Example: Defining and Retrieving Jargon
from memory import SemanticMemory, QdrantManager
# 1. Setup Infrastructure
mgr = QdrantManager(url="http://localhost:6334", vector_size=384)
# 2. Initialize Semantic Memory (No model_dir needed!)
semantic = SemanticMemory(
qdrant_manager=mgr,
tokenizer_path="./models/tokenizer.json"
)
# 3. Memorize a term with aliases
await semantic.memorize(
key="PII",
value="Personally Identifiable Information",
category="abbreviation",
agent_id="compliance_bot",
aliases=["private data", "sensitive info"],
description="Any data that could be used to identify a specific individual."
)
# 4. Recall based on a query
results = await semantic.recall(
query="How do we handle private data?",
agent_id="compliance_bot",
top_k=3,
score_threshold=1.5
)
for term in results:
print(f"Found: {term['key']} -> {term['value']} (BM25 Score: {term['score']})")4. Detailed Functionality
SemanticMemory(qdrant_manager, tokenizer_path) [Constructor]
Initializes the memory module. It loads the tokenizer from the filesystem.
- Tokenizer Requirement: This should be the same tokenizer used by your other memory modules to ensure token consistency, though SemanticMemory uses it strictly for term frequency counting.
memorize(...)
Functionality: Stores or overwrites a term definition.
- Indexing Text: It joins the key, value, every alias, and the description into a single block of text for tokenization. This maximizes recall; searching for a word in the description will still surface the key.
- Deterministic ID: Generates a UUID5 from "{agent_id}::{key.to_lowercase()}".
- Wait for Consistency: Uses wait=true during the Qdrant upsert to ensure the term is searchable immediately after the call returns.
recall(query, agent_id, top_k=5, score_threshold=None)
Functionality: Retrieves the most relevant term definitions.
- Scoring: Results are ranked by BM25 score.
- Filtering: Strictly scoped to the provided agent_id.
- Thresholding: The score_threshold is highly recommended for SemanticMemory. A score of 1.0 to 3.0 usually filters out irrelevant “near‑miss” keyword matches.
forget(key, agent_id) / forget_many(keys, agent_id)
Functionality: Permanently deletes definitions.
- Efficiency: Because IDs are deterministic, these methods do not perform a search. They compute the target UUID(s) and send a direct delete command to Qdrant.

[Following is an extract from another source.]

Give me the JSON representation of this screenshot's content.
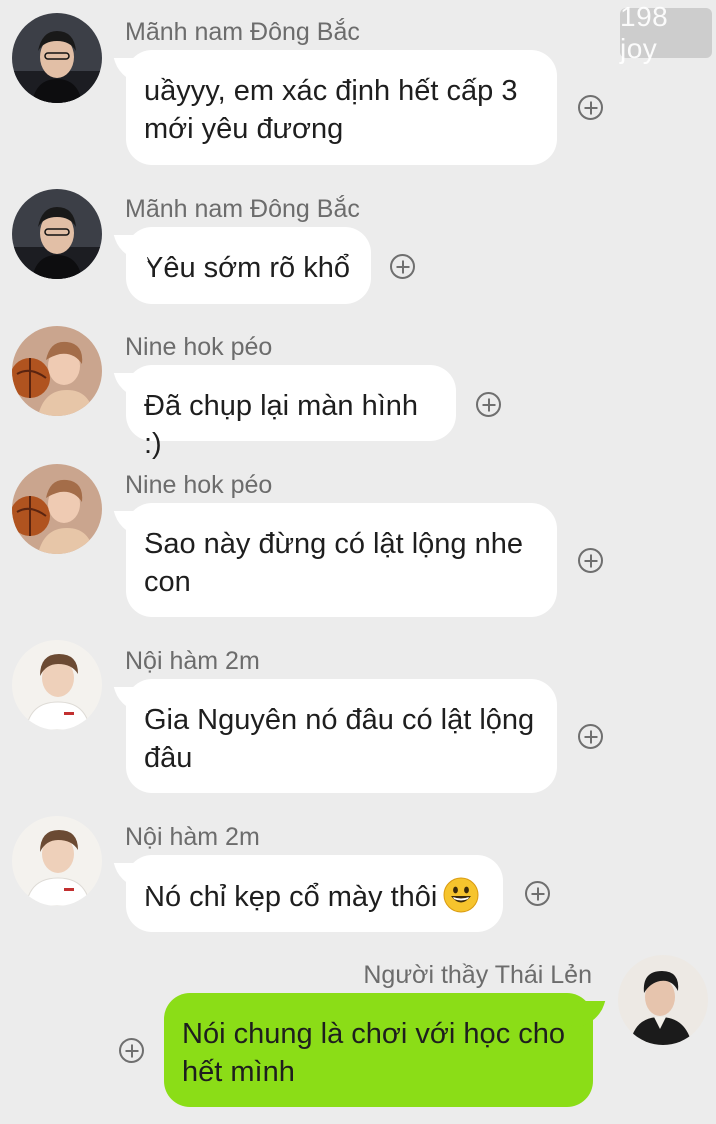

list_all(agent_id, category=None)
Functionality: Scrolls through all definitions for an agent.
- Sorting: Returns a list of dictionaries sorted alphabetically by key.
- Filtering: Can optionally return only terms within a specific category (e.g., "technical").
entry_count(agent_id)
Functionality: Returns the exact number of terms stored for a specific agent.
5. Error Handling
- PyRuntimeError (Tokenization): Raised if the provided string is incompatible with the tokenizer (rare) or if the tokenizer file was corrupted.
- PyRuntimeError (Qdrant): Raised if the batch delete or scroll operations fail due to network or database‑side timeouts.
- Case Insensitivity: The system automatically lowercases the key for ID generation, but preserves the original casing in the payload for display.
6. Remarks
- Why No Dense Vectors? SemanticMemory handles “Entity‑like” data. If you use dense vectors for "JWT", a search for "Session Token" might retrieve it. While conceptually similar, in a technical context, they are different things. BM25 ensures that if the user didn’t mention the term or its specific aliases, the agent doesn’t guess incorrectly.
- Alias Power: Use aliases extensively. Adding "k8s" as an alias for "Kubernetes" allows SemanticMemory to act as a bridge between user shorthand and formal documentation.
- Memory Usage: This is the most memory‑efficient module. Thousands of terms can be stored and searched with negligible RAM usage on the agent side, as only the tokenizer is resident in memory.